Addiert oder subtrahiert man auf beiden Seiten einen beliebigen Term :math:`T`,
so ist die neue Gleichung äquivalent zur ursprünglichen. Der Wahrheitswert einer
Gleichung bleibt auch unverändert, wenn beiden Seiten mit einem Term :math:`T
\ne 0` multipliziert oder durch einen solchen dividiert werden. Somit gilt:
[#]_

  .. math::
    :label: eqn-äquivalente-umformungen

      T_1  = T_2 \quad &\Leftrightarrow  \quad T_1 + T = T_2 + T \\[2pt]
      T_1  = T_2 \quad &\Leftrightarrow  \quad T_1 - T = T_2 - T \\[2pt]
      %\phantom{\qquad (T \ne 0) T + + T}
      T_1  = T_2  \quad &\Leftrightarrow \quad T_1 \, \cdot \; T = T_2 \, \cdot
      \; T \qquad (T \ne 0)\\[2pt]
      T_1  = T_2  \quad &\Leftrightarrow \quad T_1 \, : \, T = T_2 \, : \, T
      \qquad (T \ne 0)


Während eine Addition oder Subtraktion eines beliebigen Terms auf beiden Seiten
der Gleichung jederzeit problemlos möglich ist, ist bei der Multiplikation einer
Gleichung mit einem Term beziehungsweise der Division durch einen Term :math:`T`
stets Vorsicht geboten. Wird hierbei die Bedingung :math:`T \ne 0` nicht
beachtet, so können in der neuen Gleichung zusätzliche Lösungen hinzukommen
beziehungsweise ursprünglich gültige Lösung verschwinden.

*Beispiele:*

* Die Gleichung :math:`2 \cdot x - 3 = 4 \cdot x + 1` hat, wie man durch
  Einsetzen überprüfen kann, die Lösungsmenge :math:`\mathbb{L} = \{ -2 \}`.
  Multipliziert man beide Seiten mit :math:`x`, so erhält man folgende
  Gleichung:

  .. math::

      x \cdot (2 \cdot x -3) = x \cdot (4 \cdot x + 1)

  Die neue Gleichung hat neben der ursprünglichen Lösung :math:`(-2)` auch
  die Lösung :math:`x=0`; die Lösungsmenge der neuen Gleichung ist also
  :math:`\mathbb{L} = \{ -2;\, 0 \}`. Somit ist die neue Gleichung
  nicht äquivalent zur ursprünglichen Gleichung.

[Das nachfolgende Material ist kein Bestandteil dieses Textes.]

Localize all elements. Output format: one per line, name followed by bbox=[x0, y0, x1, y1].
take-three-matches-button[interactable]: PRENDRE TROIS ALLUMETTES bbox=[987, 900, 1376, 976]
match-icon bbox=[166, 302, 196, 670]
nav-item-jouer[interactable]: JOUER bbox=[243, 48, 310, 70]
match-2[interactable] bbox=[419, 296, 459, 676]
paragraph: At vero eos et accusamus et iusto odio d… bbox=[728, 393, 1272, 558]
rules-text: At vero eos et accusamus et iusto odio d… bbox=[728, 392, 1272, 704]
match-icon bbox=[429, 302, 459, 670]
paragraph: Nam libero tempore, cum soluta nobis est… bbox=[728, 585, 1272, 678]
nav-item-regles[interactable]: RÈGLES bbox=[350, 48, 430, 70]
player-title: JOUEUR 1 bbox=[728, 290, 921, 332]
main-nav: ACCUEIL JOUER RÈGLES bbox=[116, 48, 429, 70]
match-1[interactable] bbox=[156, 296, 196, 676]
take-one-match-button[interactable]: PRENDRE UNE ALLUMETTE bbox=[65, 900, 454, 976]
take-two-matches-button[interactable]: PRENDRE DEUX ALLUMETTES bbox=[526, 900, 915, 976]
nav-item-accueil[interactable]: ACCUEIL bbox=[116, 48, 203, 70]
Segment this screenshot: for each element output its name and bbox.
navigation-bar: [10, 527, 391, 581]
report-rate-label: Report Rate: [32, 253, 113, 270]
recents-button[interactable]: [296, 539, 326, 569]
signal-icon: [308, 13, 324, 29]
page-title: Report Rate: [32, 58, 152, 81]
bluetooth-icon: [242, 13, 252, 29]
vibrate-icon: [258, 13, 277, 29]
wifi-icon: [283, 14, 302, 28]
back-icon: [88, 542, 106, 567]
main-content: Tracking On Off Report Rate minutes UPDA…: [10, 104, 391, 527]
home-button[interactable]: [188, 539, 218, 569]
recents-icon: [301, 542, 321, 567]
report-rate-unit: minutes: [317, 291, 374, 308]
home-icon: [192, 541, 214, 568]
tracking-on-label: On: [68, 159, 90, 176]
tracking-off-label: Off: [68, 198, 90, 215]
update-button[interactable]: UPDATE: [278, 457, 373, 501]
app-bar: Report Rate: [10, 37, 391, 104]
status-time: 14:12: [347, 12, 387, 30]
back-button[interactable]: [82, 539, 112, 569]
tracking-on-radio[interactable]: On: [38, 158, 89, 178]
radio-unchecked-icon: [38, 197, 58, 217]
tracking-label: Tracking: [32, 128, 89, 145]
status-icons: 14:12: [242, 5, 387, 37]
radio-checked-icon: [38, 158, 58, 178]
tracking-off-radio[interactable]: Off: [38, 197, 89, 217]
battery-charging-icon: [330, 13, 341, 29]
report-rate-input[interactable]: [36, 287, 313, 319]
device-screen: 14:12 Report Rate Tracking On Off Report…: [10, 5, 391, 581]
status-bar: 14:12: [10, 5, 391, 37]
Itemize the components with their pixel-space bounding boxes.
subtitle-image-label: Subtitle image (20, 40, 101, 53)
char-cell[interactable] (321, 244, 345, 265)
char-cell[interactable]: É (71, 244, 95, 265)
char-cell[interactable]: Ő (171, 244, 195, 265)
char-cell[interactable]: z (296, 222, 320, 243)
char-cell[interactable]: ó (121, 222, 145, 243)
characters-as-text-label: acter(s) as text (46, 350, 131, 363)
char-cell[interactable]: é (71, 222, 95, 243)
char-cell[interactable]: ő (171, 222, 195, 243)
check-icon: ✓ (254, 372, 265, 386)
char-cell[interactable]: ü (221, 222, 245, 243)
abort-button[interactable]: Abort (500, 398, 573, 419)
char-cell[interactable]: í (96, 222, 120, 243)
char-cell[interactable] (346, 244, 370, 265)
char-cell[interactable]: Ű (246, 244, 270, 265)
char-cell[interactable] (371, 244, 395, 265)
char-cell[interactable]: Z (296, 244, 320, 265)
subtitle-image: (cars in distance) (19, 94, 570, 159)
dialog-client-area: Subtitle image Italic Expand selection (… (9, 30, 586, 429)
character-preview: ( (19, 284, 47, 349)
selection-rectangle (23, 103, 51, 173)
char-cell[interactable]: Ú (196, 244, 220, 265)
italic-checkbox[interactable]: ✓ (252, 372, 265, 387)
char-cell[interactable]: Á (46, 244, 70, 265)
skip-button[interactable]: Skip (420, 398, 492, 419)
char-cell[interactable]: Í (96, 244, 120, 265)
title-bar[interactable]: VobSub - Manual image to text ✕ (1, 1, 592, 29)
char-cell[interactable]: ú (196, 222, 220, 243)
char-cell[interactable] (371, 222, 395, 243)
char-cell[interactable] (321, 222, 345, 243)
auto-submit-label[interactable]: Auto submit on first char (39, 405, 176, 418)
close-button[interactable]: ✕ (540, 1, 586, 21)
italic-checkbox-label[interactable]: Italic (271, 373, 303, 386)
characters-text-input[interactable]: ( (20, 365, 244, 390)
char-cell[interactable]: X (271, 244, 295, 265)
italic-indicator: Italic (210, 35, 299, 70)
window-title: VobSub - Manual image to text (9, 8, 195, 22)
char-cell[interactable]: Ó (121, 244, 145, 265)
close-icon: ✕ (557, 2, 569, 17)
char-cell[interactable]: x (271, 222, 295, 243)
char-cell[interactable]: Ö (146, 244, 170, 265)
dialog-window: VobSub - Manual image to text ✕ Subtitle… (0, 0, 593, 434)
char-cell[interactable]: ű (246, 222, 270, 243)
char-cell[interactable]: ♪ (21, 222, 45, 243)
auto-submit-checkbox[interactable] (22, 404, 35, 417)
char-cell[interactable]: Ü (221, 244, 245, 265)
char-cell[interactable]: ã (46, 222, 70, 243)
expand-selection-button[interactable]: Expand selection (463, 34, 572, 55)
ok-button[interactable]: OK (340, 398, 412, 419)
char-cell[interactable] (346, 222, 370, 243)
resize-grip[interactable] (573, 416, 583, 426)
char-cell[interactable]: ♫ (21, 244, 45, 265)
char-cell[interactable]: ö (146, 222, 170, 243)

* Die Gleichung :math:`(3 \cdot x + 1) \cdot (x + 2) = (2 \cdot x - 6) \cdot (x
  +2)` hat, wie man durch Einsetzen überprüfen kann, die Lösungsmenge
  :math:`\mathbb{L} = \{ -7;\, -2 \}`. Teilt man beide Seiten der Gleichung
  durch den Term :math:`(x+2)`, so erhält man folgende Gleichung:

  .. math::

      3 \cdot x + 1 = 2 \cdot x - 6

  Die neue Gleichung hat die Lösungsmenge :math:`\mathbb{L} = \{ -7 \}`; bei der
  Division ist die zweite ursprüngliche Lösung :math:`x = -2` entfallen. Somit
  ist die neue Gleichung nicht äquivalent zur ursprünglichen Gleichung.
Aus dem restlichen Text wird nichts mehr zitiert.